Ainda segundo o porteiro, a situação poderia ser pior. "Muitas famílias moram nas proximidades e vêm apanhar os filhos sem carro, caminhando e isso acaba desafogando um pouco, mas das 17h30 em diante tem muito motorista
folgado em porta de escola".
O mototaxista e segurança Hewandro Cesar Silva, 41 anos, confirma o comportamento. "Convivo com isso diariamente. A fila dupla gera muitos transtornos, pode provocar acidente e na área central de Londrina é de praxe. Em frente de comércios e escolas, é comum. Deveria ter mais fiscalização. Isso sim precisa fiscalizar e punir", reclama. (W.V.)
Segundo o artigo 181 do Código de Trânsito Brasileiro (CTB), estacionar o carro ao lado de outro veículo em fila dupla é infração grave, com perda de 5 pontos na CNH do condutor e multa de R$ 127,69. Neste caso, passível de remoção do veículo. Nos casos em que o motorista fica em fila dupla, mas permanece dentro do carro, com o veículo em funcionamento, o CTB permite enquadrar a conduta inadequada de acordo com o artigo 182, inciso 3º, que diz que parar afastado da guia da calçada (meio fio) a mais de um metro do meio fio (ao lado de outro veículo) é infração média, com perda de 4 pontos na carteira e multa de R$ 85,13. (W.V.)
De acordo com a Companhia Municipal de Transporte e Urbanização (CMTU) os pontos mais críticos de Londrina são as avenidas Rio de Janeiro e São Paulo e as ruas Pernambuco e Mato Grosso.

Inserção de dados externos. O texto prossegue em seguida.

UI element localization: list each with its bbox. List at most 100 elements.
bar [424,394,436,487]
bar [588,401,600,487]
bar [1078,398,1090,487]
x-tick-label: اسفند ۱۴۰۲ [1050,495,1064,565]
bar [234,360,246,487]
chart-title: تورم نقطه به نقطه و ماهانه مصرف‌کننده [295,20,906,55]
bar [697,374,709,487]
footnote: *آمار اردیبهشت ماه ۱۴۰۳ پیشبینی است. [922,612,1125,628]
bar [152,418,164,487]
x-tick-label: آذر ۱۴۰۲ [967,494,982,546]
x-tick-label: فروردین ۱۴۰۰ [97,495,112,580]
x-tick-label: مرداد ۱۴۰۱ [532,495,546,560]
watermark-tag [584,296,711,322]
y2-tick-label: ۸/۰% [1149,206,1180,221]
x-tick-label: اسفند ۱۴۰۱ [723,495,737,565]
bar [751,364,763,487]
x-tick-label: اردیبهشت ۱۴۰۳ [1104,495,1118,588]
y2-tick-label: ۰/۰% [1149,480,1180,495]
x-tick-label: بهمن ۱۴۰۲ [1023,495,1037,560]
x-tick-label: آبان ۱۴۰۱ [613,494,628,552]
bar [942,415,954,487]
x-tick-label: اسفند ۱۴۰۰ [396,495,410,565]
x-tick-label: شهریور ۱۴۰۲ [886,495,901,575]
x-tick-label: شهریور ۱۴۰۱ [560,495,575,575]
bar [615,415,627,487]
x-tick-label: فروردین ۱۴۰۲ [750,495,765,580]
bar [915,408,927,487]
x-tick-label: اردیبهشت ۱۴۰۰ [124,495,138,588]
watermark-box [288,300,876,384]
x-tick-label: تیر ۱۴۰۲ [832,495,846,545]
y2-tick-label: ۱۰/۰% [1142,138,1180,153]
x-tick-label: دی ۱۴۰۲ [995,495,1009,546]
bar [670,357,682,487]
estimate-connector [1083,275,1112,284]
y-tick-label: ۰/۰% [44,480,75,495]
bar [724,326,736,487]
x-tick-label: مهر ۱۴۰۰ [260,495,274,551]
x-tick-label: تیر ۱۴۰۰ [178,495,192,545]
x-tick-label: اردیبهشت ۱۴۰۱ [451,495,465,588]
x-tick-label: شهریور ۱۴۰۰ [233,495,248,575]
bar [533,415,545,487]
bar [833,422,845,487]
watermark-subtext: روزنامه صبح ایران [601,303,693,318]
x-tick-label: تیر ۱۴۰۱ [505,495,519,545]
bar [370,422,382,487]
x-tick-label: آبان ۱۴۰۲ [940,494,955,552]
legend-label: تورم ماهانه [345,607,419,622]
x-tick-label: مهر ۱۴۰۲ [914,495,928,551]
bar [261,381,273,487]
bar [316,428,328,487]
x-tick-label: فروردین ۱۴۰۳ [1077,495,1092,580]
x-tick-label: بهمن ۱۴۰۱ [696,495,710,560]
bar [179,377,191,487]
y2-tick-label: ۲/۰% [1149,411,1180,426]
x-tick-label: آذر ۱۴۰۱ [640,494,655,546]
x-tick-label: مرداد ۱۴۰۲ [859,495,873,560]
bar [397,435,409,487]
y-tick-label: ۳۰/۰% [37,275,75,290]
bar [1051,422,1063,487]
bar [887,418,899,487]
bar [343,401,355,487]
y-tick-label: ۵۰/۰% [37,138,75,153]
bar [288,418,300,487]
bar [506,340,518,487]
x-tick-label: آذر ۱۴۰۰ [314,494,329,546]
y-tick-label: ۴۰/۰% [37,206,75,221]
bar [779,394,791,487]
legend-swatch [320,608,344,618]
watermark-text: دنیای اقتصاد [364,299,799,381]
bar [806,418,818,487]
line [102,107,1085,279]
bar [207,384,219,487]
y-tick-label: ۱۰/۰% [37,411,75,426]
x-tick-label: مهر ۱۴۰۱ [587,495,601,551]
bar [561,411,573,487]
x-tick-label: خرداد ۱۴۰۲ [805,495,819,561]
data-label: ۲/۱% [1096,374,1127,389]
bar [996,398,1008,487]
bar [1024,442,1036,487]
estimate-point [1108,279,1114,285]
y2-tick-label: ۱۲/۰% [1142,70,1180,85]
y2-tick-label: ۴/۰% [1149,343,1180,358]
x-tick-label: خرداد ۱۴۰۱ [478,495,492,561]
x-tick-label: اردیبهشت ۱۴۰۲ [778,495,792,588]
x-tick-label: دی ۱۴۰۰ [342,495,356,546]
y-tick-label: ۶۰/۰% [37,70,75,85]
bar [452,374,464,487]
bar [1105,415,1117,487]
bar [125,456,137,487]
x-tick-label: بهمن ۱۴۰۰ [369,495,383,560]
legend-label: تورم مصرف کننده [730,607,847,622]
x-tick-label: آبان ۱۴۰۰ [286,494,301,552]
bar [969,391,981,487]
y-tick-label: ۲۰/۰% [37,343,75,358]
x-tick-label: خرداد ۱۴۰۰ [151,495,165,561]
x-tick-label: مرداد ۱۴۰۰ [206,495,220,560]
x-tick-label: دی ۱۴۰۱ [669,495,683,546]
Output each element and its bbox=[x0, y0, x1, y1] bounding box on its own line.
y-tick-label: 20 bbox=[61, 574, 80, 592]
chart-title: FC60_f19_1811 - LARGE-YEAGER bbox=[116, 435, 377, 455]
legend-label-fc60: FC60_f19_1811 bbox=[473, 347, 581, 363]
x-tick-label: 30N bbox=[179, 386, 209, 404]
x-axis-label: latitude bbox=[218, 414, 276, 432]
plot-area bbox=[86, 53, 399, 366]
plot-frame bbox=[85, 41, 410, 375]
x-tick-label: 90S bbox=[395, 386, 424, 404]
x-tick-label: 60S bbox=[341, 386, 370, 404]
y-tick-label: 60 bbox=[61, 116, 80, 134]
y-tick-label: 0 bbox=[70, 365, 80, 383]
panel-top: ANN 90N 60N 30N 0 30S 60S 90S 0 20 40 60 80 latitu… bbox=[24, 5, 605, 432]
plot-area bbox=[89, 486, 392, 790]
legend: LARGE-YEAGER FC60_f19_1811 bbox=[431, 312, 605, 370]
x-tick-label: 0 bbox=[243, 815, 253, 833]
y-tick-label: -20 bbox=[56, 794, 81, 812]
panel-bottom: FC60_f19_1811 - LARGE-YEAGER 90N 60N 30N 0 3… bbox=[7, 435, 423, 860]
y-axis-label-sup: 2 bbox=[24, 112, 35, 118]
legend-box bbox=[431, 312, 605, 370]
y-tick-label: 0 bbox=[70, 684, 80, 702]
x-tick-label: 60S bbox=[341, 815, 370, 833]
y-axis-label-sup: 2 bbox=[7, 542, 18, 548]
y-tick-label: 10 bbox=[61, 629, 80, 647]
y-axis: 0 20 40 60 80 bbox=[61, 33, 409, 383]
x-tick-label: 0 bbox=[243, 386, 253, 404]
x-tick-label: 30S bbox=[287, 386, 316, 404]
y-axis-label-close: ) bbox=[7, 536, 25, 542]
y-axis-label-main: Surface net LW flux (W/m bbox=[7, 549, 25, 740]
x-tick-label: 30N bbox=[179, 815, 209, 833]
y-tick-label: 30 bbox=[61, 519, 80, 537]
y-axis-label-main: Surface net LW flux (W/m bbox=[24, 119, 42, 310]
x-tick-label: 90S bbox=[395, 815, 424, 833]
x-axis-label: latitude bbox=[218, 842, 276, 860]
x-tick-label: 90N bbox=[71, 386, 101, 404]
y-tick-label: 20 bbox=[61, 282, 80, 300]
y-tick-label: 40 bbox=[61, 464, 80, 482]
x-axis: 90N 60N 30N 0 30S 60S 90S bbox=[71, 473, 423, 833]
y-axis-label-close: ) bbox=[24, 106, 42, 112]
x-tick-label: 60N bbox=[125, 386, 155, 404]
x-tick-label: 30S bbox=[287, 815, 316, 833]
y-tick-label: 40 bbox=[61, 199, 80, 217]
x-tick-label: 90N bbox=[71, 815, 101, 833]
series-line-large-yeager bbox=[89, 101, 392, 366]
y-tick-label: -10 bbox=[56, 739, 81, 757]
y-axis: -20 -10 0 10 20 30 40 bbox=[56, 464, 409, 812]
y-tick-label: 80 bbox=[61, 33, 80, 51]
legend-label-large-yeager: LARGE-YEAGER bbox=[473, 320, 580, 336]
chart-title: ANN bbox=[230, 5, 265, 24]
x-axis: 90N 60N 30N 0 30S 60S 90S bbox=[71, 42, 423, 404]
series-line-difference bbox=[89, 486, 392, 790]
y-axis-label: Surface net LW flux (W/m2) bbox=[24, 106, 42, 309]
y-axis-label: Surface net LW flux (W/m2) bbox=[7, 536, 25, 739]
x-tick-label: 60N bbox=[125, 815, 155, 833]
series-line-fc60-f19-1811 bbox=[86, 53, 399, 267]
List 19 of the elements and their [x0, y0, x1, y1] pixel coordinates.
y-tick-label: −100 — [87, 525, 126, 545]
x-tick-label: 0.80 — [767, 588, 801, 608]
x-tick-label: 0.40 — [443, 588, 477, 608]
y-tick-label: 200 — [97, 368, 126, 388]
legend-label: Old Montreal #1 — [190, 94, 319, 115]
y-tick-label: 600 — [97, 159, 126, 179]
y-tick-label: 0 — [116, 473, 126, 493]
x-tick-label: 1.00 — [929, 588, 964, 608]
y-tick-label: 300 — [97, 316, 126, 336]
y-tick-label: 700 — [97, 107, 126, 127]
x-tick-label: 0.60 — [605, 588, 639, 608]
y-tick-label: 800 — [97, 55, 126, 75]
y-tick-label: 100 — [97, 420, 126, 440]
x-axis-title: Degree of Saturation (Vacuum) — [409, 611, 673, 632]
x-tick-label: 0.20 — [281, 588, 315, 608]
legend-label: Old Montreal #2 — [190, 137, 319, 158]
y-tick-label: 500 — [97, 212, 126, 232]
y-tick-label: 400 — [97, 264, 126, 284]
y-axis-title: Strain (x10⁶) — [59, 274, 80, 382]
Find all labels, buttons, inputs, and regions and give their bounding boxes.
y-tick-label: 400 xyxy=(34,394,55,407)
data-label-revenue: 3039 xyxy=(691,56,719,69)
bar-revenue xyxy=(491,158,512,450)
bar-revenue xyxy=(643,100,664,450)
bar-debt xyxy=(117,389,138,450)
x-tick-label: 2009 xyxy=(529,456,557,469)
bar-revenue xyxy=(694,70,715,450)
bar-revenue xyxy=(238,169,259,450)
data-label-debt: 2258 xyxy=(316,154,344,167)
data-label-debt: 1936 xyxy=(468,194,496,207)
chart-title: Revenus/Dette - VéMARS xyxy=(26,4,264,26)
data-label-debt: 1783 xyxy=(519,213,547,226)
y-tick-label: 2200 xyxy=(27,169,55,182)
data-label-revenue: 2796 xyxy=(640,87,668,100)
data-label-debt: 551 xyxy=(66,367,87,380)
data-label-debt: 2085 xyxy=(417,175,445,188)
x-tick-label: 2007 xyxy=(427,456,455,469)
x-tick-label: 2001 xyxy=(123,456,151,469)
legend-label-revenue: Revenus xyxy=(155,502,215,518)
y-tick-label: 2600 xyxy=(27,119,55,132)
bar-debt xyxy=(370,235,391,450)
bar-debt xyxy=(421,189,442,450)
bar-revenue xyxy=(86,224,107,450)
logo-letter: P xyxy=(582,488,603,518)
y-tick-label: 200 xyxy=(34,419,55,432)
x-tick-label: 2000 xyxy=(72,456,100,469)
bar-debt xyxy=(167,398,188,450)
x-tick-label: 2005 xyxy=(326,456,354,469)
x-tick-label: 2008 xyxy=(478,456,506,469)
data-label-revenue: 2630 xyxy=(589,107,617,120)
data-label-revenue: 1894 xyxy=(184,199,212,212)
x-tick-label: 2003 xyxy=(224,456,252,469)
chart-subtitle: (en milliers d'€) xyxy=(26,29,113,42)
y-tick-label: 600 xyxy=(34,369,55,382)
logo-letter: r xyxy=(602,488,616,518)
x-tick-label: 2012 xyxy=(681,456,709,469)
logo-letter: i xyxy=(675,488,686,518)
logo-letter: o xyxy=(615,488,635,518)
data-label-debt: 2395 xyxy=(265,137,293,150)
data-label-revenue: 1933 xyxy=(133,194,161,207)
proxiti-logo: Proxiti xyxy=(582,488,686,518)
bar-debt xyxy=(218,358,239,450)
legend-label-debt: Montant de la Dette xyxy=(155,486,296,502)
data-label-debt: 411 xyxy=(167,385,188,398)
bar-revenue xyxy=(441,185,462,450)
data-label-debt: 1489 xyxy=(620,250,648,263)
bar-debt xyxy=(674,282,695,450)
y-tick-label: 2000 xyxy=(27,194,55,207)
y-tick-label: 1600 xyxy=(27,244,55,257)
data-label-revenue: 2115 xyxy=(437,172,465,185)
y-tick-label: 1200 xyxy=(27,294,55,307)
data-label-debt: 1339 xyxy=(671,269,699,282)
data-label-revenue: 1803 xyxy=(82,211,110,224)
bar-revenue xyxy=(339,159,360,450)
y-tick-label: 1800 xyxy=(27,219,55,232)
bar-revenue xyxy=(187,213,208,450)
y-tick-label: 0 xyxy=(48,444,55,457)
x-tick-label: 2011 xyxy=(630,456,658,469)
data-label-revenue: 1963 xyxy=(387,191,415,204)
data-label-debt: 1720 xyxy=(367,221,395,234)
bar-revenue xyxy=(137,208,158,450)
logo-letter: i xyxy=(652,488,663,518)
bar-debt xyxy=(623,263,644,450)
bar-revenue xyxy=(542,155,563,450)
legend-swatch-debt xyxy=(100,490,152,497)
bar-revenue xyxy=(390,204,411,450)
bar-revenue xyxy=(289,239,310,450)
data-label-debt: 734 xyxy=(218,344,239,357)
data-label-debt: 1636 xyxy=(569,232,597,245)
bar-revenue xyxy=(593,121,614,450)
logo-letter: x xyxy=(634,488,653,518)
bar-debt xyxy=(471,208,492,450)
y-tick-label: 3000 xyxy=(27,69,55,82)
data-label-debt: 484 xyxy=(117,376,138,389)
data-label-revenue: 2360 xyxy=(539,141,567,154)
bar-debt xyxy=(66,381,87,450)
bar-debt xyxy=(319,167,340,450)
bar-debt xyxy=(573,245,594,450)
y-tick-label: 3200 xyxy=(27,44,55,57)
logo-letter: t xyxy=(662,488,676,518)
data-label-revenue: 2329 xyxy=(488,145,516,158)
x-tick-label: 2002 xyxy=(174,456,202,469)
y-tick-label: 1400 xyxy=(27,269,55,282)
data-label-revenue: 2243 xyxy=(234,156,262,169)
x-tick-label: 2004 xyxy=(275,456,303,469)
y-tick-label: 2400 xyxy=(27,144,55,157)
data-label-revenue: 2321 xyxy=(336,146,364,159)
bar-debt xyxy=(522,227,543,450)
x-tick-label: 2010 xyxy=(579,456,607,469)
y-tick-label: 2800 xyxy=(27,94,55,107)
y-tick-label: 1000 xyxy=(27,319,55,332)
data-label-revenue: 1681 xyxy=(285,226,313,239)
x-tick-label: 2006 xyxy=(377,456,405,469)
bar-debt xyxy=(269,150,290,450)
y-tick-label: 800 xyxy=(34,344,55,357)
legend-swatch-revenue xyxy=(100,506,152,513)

"É um trabalho árduo de fiscalização e orientação. Os agentes da CMTU buscam patrulhar continuamente esses locais. Porém, o trabalho surte efeito só enquanto os agentes estão no local. Longe da presença dos fiscais, muitos condutores ignoram as determinações e insistem na irregularidade." Sobre as ocorrências citadas em portas de escolas, a CMTU aponta: "Muitos cidadãos estacionam nesses locais inadequadamente. Outros tantos pais ficam parados nas vagas à espera de seus filhos, desvirtuando a função do espaço." Ainda segundo a assessoria de imprensa da CMTU, a maioria das ações da Coordenadoria de Educação no Trânsito ocorre a convite das próprias escolas, dada a dificuldade dos pais em desembarcar os filhos com segurança nessas áreas." Instituições de ensino que considerem a quantidade de vagas insuficiente podem solicitar junto ao Instituto de Pesquisa e Planejamento Urbano de Londrina (Ippul) o estudo técnico para a ampliação do embarque e desembarque. (W.V.)